Die Jungs hatten kaum Erfolgserlebnisse. Vieles ist negativ. In so einer Situation müssen wir zusammenstehen und können nicht durcheinanderlaufen. Das sind so kleine Sachen, die ich normal finde.
Wie bereiten Sie Ihre Kabinenansprache vor?
Der Grundsatz ist: Wir wollen das Heft in die Hand nehmen. Es geht um Mut, Leidenschaft und den Willen, sich durchzusetzen, dass wir nie aufgeben. Das versuche ich zu verpacken – und da gibt es immer wieder neue Ideen.
Suchen Sie den Knopf, um den Eintritt in die Seele der Spieler zu finden?
Ich brauche Emotionalität, auch vom Spieler. Es muss keiner was für mich machen. Aber es muss erkennbar sein, dass er Bock hat, auf dem Platz zu stehen, wenn hier 50 000 Zuschauer sind. Dass er Bock hat, Fußball zu spielen, weil das einfach ein geiler Job ist. Ich lebe das vor, ich pushe, ich werde auch laut, aber am Ende will ich erreichen, dass man sich hier nicht als Einzelsportler sieht. Die Spieler sollen auch im Blick haben, was hier alles um sie herum ist.
Sie müssen auch neue Dinge im Blick haben. Den vierten Offiziellen, der Sie schreien hört, die Mikrofone, in die Sie sprechen. Wie gehen Sie damit um?

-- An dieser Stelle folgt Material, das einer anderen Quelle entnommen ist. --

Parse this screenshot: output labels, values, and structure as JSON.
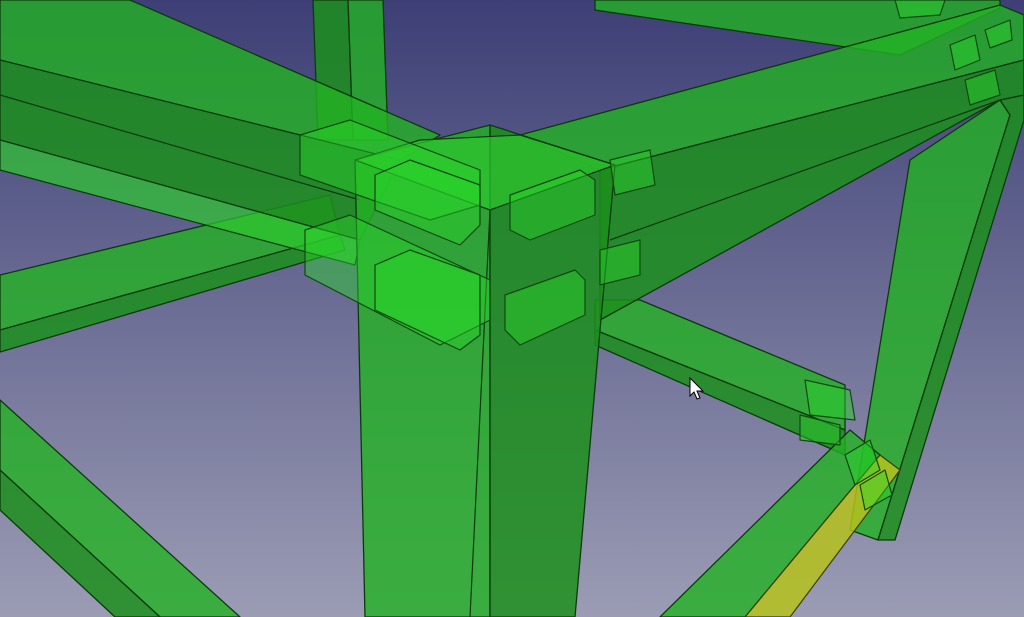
{
  "viewport": {
    "background_top": "#3d3f76",
    "background_bottom": "#9b9cb4",
    "model_color": "#23b223",
    "selection_color": "#b5c21c"
  },
  "cursor": {
    "icon": "arrow-cursor-icon"
  }
}
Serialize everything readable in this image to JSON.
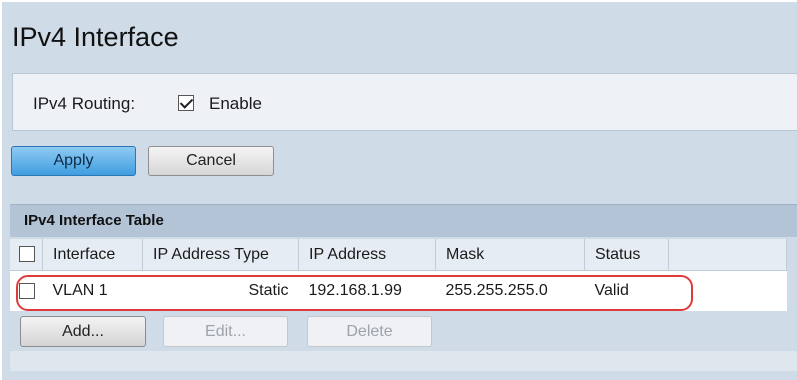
{
  "page": {
    "title": "IPv4 Interface"
  },
  "routing": {
    "label": "IPv4 Routing:",
    "enable_label": "Enable",
    "enabled": true
  },
  "actions": {
    "apply_label": "Apply",
    "cancel_label": "Cancel"
  },
  "table": {
    "title": "IPv4 Interface Table",
    "columns": [
      "Interface",
      "IP Address Type",
      "IP Address",
      "Mask",
      "Status"
    ],
    "rows": [
      {
        "interface": "VLAN 1",
        "ip_address_type": "Static",
        "ip_address": "192.168.1.99",
        "mask": "255.255.255.0",
        "status": "Valid",
        "selected": false
      }
    ],
    "buttons": {
      "add_label": "Add...",
      "edit_label": "Edit...",
      "delete_label": "Delete"
    }
  },
  "colors": {
    "panel": "#cfdbe7",
    "apply": "#3f9ee0",
    "highlight": "#e03b3b"
  }
}
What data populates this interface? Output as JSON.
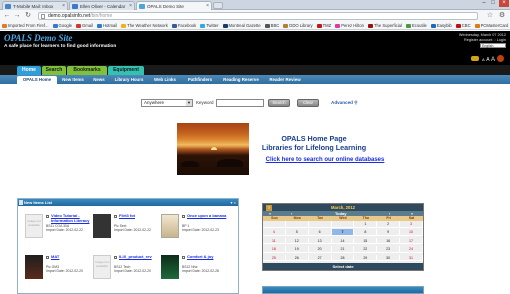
{
  "browser": {
    "tabs": [
      {
        "label": "T-Mobile Mail: Inbox",
        "color": "#4b84c6"
      },
      {
        "label": "Ellen Oliver - Calendar",
        "color": "#3a78d0"
      },
      {
        "label": "OPALS Demo Site",
        "color": "#4fa4dc"
      }
    ],
    "url": "demo.opalsinfo.net",
    "url_path": "/bin/home",
    "bookmarks": [
      {
        "label": "Imported From Firef...",
        "color": "#e07a28"
      },
      {
        "label": "Google",
        "color": "#3a76d4"
      },
      {
        "label": "Gmail",
        "color": "#d23a2c"
      },
      {
        "label": "Hotmail",
        "color": "#2f7ccb"
      },
      {
        "label": "The Weather Network",
        "color": "#f2b11a"
      },
      {
        "label": "Facebook",
        "color": "#3b5998"
      },
      {
        "label": "Twitter",
        "color": "#33a8e0"
      },
      {
        "label": "Montreal Gazette",
        "color": "#1a3a6a"
      },
      {
        "label": "BBC",
        "color": "#555555"
      },
      {
        "label": "DDO Library",
        "color": "#b37d32"
      },
      {
        "label": "TMZ",
        "color": "#c01818"
      },
      {
        "label": "Perez Hilton",
        "color": "#e03a9a"
      },
      {
        "label": "The Superficial",
        "color": "#9a1010"
      },
      {
        "label": "Ecoutile",
        "color": "#4a9a3a"
      },
      {
        "label": "Easybib",
        "color": "#1a6ab8"
      },
      {
        "label": "CBC",
        "color": "#c01010"
      },
      {
        "label": "PCMasterCard",
        "color": "#e07a10"
      }
    ]
  },
  "site": {
    "logo": "OPALS Demo Site",
    "tagline": "A safe place for learners to find good information",
    "date": "Wednesday, March 07 2012",
    "account": "Register account :: Login",
    "language": "English"
  },
  "main_menu": {
    "tabs": [
      {
        "label": "Home",
        "bg": "#2d9fdb",
        "fg": "#ffffff"
      },
      {
        "label": "Search",
        "bg": "#7fc13d",
        "fg": "#1a1a1a"
      },
      {
        "label": "Bookmarks",
        "bg": "#7fc13d",
        "fg": "#1a1a1a"
      },
      {
        "label": "Equipment",
        "bg": "#33c1b1",
        "fg": "#1a1a1a"
      }
    ]
  },
  "sub_menu": {
    "items": [
      "OPALS Home",
      "New Items",
      "News",
      "Library Hours",
      "Web Links",
      "Pathfinders",
      "Reading Reserve",
      "Reader Review"
    ]
  },
  "search": {
    "scope": "Anywhere",
    "keyword_label": "Keyword",
    "search_button": "Search",
    "clear_button": "Clear",
    "advanced_link": "Advanced"
  },
  "home": {
    "title_line1": "OPALS Home Page",
    "title_line2": "Libraries for Lifelong Learning",
    "db_link": "Click here to search our online databases"
  },
  "new_items": {
    "title": "New Items List",
    "items": [
      {
        "title": "Video Tutorial - Information Literacy",
        "meta1": "BS11 COA 30A",
        "meta2": "Import Date: 2012-02-22",
        "cover": "noimg",
        "cover_text": "Image not available"
      },
      {
        "title": "Flirt3 fot",
        "meta1": "Pic Sext",
        "meta2": "Import Date: 2012-02-22",
        "cover": "dark",
        "cover_text": ""
      },
      {
        "title": "Once upon a banana",
        "meta1": "BP 1",
        "meta2": "Import Date: 2012-02-23",
        "cover": "pale",
        "cover_text": ""
      },
      {
        "title": "MAT",
        "meta1": "Pic GM3",
        "meta2": "Import Date: 2012-02-20",
        "cover": "dark2",
        "cover_text": ""
      },
      {
        "title": "ILIX_product_rev",
        "meta1": "BS12 Tech",
        "meta2": "Import Date: 2012-02-20",
        "cover": "noimg",
        "cover_text": "Image not available"
      },
      {
        "title": "Comfort & joy",
        "meta1": "BS12 Nhe",
        "meta2": "Import Date: 2012-02-28",
        "cover": "green",
        "cover_text": ""
      }
    ]
  },
  "calendar": {
    "title": "March, 2012",
    "nav": [
      "«",
      "‹",
      "Today",
      "›",
      "»"
    ],
    "dow": [
      "Sun",
      "Mon",
      "Tue",
      "Wed",
      "Thu",
      "Fri",
      "Sat"
    ],
    "weeks": [
      [
        "",
        "",
        "",
        "",
        "1",
        "2",
        "3"
      ],
      [
        "4",
        "5",
        "6",
        "7",
        "8",
        "9",
        "10"
      ],
      [
        "11",
        "12",
        "13",
        "14",
        "15",
        "16",
        "17"
      ],
      [
        "18",
        "19",
        "20",
        "21",
        "22",
        "23",
        "24"
      ],
      [
        "25",
        "26",
        "27",
        "28",
        "29",
        "30",
        "31"
      ]
    ],
    "today": "7",
    "footer": "Select date"
  }
}
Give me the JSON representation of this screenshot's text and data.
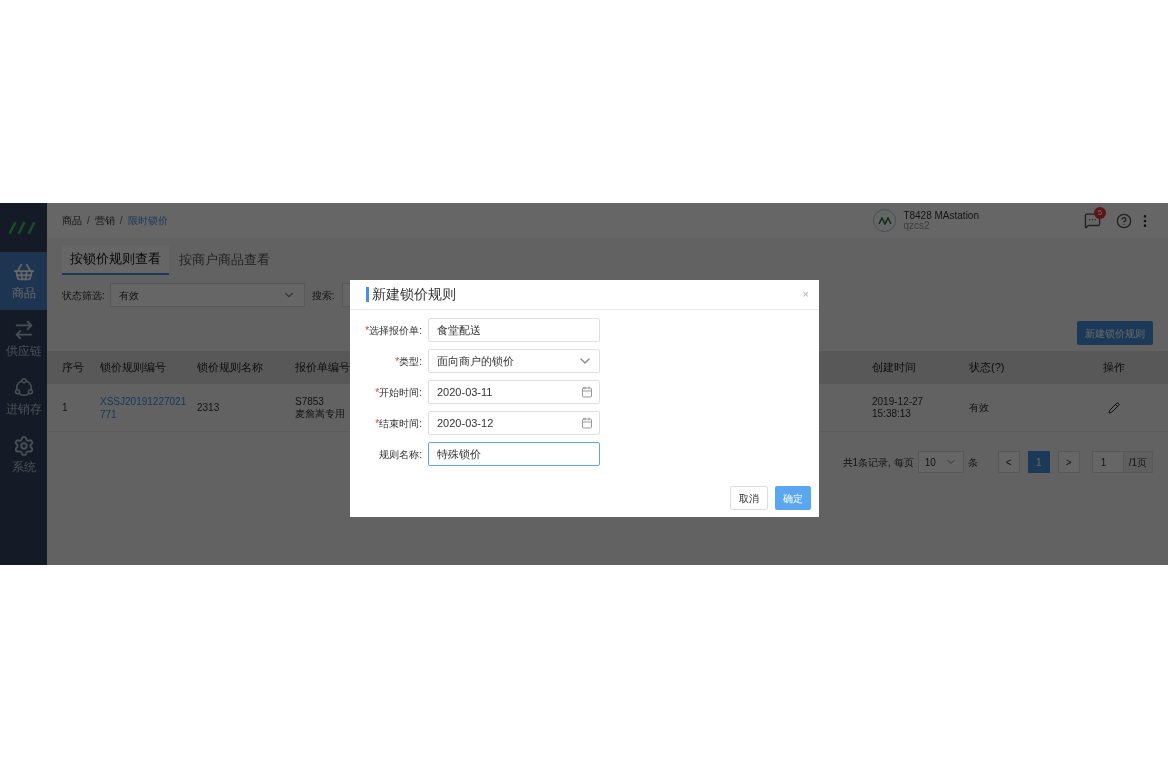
{
  "sidebar": {
    "items": [
      {
        "label": "商品",
        "kind": "bag",
        "selected": true
      },
      {
        "label": "供应链",
        "kind": "swap",
        "selected": false
      },
      {
        "label": "进销存",
        "kind": "nodes",
        "selected": false
      },
      {
        "label": "系统",
        "kind": "gear",
        "selected": false
      }
    ]
  },
  "breadcrumb": [
    {
      "label": "商品",
      "current": false
    },
    {
      "label": "营销",
      "current": false
    },
    {
      "label": "限时锁价",
      "current": true
    }
  ],
  "breadcrumb_separator": "/",
  "account": {
    "name": "T8428 MAstation",
    "id": "qzcs2"
  },
  "notifications": {
    "count": "5"
  },
  "tabs": [
    {
      "label": "按锁价规则查看",
      "selected": true
    },
    {
      "label": "按商户商品查看",
      "selected": false
    }
  ],
  "filters": {
    "status_label": "状态筛选:",
    "status_value": "有效",
    "search_label": "搜索:"
  },
  "new_button": "新建锁价规则",
  "table": {
    "columns": [
      "序号",
      "锁价规则编号",
      "锁价规则名称",
      "报价单编号",
      "创建时间",
      "状态(?)",
      "操作"
    ],
    "rows": [
      {
        "index": "1",
        "code": "XSSJ20191227021771",
        "name": "2313",
        "quote": [
          "S7853",
          "麦詹嵩专用"
        ],
        "created": "2019-12-27 15:38:13",
        "status": "有效"
      }
    ]
  },
  "pagination": {
    "summary": "共1条记录, 每页",
    "page_size": "10",
    "unit": "条",
    "prev": "<",
    "pages": [
      {
        "label": "1",
        "selected": true
      }
    ],
    "next": ">",
    "jump_value": "1",
    "total": "/1页"
  },
  "modal": {
    "title": "新建锁价规则",
    "close": "×",
    "fields": [
      {
        "label": "选择报价单:",
        "required_mark": "*",
        "kind": "text",
        "value": "食堂配送",
        "focused": false
      },
      {
        "label": "类型:",
        "required_mark": "*",
        "kind": "select",
        "value": "面向商户的锁价",
        "focused": false
      },
      {
        "label": "开始时间:",
        "required_mark": "*",
        "kind": "date",
        "value": "2020-03-11",
        "focused": false
      },
      {
        "label": "结束时间:",
        "required_mark": "*",
        "kind": "date",
        "value": "2020-03-12",
        "focused": false
      },
      {
        "label": "规则名称:",
        "kind": "text",
        "value": "特殊锁价",
        "focused": true
      }
    ],
    "buttons": [
      {
        "label": "取消",
        "primary": false
      },
      {
        "label": "确定",
        "primary": true
      }
    ]
  }
}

Ich habe in Berlin genauso viel reingerufen wie sonst. Bei der Jugend weiß ich, die Spieler kriegen schon mit, wenn ich was hereinrufe. In Berlin habe ich gemerkt: Ich mache das eigentlich nur für mich, mich hört sowieso keiner. Aber es gibt mir ein gutes Gefühl. Und auch die Körpersprache dabei ist wichtig. Ich will den Jungs schon zeigen, dass ich mit dabei bin. Als A-Jugendtrainer hat man ja nicht so viele Interviews. Wenn, dann habe ich mir tausendmal überlegt, wie das rüberkommt. Aber hier habe ich es tatsächlich so gehalten: Ich habe das gesagt, was ich denke. Ich versuche, ehrlich zu sein. Dabei fühle ich mich am wohlsten.
Worauf wird es ankommen, wenn man die Mannschaft für die zweite Liga zusammenstellt?
Man sollte extrem Richtung Mentalität gucken. Beispiele sind Manuel Schmiedebach oder Leon Andreasen, die auf dem Platz vorangehen. Der Verein braucht Identifikation. Der Hauptpunkt ist, wir brauchen Charaktere, die alles auf dem Platz tun. Wir haben richtig gute Kicker hier. Wenn man füreinander da ist, nicht aufgibt, dann kann man viel bewegen. Genau das haben die Jungs in Berlin probiert.
Haben Sie einen Glücksbringer oder einen Talisman?
Ja. Aber ich verrate nicht, was. Ich hatte eine Zeitlang einen Pullover, den hab ich jetzt nicht mehr. Am Ende gehts um das gute Gefühl.
Was hätten Sie gemacht, wenn Sie nach der Karriere nicht Fußball-Lehrer geworden wären?
Ich habe eine kaufmännische Ausbildung gemacht. Das war aber eher so nach dem Motto „Junge, du musst was Vernünftiges machen“. Aber es gab auch mal eine Zeit, da wollte ich Lehrer werden.